The analysis included all statins currently available in the U.S. Patients were classified as statin users if they had at least one prescription for a drug in the class. Investigators separated statin users into quintiles on the basis of duration of use. They calculated cumulative statin dose from the DDD of simvastatin 20 mg as a reference, converting all the other drugs in the class to simvastatin-equivalent doses and dividing patients into quintiles by DDD.

The primary outcome was newly diagnosed PCa. During a median follow-up of 6.6 years, 2,976 prostate cancers were diagnosed, 2,308 of which were low grade (Gleason score <7) and 668 high grade (Gleason score ≥7). Medical records showed that 3,839 men used statins during the study period,.

Key Findings

After adjustment, statin use was associated with a 20% reduction in the risk of PCa (95% CI 0.71-0.90) overall. Investigators observed an inverse association between PCa risk and cumulative duration of statin use and cumulative dose (P<0.001 for both). The protective effect on PCa risk was limited to longer duration of statin use. Patients who used statins for 1-10 months had an increased risk of PCa (HR 1.88, 95% CI 1.63-2.17).

Statin use was associated with a reduced risk of low- and high-grade PCa, as compared with no statin use. The risk of low-grade PCa decreased with increasing duration of statin use and cumulative dose (P<0.001), with the beneficial effect limited to patients who used statins for at least 30 months or who had DDDs ≥121. Increasing duration and DDD also were associated with decreased risk of high-grade PCa (P<0.001).

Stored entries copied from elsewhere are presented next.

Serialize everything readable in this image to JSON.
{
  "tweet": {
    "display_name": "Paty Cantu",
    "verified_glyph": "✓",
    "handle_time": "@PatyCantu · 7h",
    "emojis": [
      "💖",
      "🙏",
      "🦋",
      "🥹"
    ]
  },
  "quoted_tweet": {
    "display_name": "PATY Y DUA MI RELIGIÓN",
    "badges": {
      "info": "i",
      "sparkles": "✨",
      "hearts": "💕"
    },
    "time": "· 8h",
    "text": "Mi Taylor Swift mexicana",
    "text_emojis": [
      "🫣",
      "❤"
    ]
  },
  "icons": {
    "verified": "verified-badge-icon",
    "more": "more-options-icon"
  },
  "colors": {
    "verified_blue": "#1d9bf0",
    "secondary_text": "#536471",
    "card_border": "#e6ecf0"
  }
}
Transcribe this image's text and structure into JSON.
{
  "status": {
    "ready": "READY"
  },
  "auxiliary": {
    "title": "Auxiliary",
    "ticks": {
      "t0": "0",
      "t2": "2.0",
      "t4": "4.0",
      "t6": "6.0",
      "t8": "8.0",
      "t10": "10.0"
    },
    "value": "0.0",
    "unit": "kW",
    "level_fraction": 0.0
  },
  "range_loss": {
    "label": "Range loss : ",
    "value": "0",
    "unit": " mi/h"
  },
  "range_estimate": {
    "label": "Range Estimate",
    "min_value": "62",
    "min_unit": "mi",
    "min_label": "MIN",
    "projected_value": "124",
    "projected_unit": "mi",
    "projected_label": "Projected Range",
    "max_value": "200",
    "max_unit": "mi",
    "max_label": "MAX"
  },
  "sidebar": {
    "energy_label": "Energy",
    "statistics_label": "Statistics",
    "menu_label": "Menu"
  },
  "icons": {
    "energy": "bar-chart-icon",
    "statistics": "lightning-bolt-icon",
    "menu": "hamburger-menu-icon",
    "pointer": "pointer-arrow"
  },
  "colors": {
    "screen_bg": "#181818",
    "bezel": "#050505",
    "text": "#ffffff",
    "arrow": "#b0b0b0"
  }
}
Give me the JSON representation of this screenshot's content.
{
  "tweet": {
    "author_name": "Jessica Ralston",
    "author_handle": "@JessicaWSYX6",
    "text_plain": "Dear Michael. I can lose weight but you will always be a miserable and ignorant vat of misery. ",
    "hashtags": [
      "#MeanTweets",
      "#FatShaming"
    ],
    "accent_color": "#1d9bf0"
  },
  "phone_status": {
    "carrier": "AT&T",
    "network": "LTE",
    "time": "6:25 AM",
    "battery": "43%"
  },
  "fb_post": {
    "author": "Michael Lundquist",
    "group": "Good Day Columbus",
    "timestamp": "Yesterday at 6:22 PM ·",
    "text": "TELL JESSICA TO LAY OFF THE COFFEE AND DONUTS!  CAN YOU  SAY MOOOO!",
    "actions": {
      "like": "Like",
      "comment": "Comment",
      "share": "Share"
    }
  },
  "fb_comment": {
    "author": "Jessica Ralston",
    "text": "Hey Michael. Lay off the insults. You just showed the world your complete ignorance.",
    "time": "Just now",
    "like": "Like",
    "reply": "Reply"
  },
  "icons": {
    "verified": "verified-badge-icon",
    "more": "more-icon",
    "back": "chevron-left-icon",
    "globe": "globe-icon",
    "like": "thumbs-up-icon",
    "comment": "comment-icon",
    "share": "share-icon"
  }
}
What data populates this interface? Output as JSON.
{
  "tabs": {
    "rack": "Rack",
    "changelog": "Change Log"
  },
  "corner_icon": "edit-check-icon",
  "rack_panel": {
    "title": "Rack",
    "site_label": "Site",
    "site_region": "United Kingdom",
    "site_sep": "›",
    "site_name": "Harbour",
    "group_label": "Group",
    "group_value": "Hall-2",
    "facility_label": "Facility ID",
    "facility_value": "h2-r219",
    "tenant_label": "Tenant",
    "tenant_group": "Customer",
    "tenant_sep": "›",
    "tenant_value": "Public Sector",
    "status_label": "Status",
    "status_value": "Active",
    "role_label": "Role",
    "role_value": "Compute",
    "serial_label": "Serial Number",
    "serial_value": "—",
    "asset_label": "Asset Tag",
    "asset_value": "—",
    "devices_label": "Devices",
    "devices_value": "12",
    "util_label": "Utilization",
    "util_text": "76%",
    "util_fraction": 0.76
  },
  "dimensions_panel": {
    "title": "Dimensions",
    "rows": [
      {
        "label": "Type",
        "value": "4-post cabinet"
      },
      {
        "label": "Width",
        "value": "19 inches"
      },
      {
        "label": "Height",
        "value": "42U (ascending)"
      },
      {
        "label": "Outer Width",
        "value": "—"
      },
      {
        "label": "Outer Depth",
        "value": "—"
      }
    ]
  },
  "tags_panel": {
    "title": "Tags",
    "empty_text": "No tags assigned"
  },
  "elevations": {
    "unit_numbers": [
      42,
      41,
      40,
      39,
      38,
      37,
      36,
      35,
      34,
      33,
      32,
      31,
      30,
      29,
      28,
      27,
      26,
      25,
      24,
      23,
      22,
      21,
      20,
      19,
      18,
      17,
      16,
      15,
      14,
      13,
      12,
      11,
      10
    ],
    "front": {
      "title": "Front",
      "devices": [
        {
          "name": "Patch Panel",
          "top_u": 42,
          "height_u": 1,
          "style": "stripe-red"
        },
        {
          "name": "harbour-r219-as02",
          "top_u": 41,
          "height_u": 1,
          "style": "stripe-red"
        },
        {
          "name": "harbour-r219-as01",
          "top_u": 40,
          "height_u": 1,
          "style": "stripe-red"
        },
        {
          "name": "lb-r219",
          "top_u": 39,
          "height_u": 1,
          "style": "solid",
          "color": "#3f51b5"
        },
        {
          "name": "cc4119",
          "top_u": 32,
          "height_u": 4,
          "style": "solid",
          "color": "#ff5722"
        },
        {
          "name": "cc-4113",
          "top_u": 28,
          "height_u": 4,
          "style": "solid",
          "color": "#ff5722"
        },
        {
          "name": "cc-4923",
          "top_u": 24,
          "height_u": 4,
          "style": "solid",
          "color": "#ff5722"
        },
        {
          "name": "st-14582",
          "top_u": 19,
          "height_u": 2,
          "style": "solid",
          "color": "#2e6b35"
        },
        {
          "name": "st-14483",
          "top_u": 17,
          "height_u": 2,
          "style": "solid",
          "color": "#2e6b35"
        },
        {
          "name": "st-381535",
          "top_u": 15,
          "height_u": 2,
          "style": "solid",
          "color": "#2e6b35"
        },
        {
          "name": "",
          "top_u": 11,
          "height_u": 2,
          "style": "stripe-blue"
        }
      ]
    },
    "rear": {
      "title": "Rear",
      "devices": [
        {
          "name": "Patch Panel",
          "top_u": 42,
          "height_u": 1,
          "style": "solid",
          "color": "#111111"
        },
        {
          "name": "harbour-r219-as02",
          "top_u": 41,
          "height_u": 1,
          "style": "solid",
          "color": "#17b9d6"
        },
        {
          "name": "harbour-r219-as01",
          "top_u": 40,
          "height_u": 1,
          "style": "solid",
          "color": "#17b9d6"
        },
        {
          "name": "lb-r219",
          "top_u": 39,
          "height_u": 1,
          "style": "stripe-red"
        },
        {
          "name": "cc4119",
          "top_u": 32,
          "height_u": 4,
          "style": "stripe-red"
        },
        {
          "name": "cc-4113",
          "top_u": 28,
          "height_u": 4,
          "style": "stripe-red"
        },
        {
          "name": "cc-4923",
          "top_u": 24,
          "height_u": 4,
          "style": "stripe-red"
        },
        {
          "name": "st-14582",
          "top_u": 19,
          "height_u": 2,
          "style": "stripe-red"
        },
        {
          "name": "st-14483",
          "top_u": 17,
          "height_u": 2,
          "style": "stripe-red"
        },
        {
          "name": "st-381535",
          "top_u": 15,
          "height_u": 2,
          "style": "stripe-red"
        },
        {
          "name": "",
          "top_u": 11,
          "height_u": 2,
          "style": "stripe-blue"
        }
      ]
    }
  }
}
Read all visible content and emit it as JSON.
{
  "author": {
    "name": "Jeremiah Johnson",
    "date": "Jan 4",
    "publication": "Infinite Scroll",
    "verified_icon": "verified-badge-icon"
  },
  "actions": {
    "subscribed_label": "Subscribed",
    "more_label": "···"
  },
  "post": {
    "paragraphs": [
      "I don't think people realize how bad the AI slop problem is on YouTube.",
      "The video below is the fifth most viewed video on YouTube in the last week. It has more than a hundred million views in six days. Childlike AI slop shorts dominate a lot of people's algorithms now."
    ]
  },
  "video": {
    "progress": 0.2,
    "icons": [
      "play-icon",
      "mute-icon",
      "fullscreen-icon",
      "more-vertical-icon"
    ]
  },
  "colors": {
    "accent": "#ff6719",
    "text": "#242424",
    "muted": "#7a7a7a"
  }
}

Only lipophilic statins had a significant association with decreased PCa risk (HR 0.83, 95% CI 0.72-0.95 for low-grade disease; HR 0.63, 95% CI 0.48-0.83 for high-grade disease).

The authors said their findings argued against “healthy user bias” as an explanation for statins’ association with PCa risk. If the explanation were true, diagnosis of high-grade disease would be predicted to decrease, and diagnosis of low-grade disease might increase among statin users. Instead, statin use was associated with lower rates of low- and high-grade disease.

The authors reported having no relevant relationships with industry.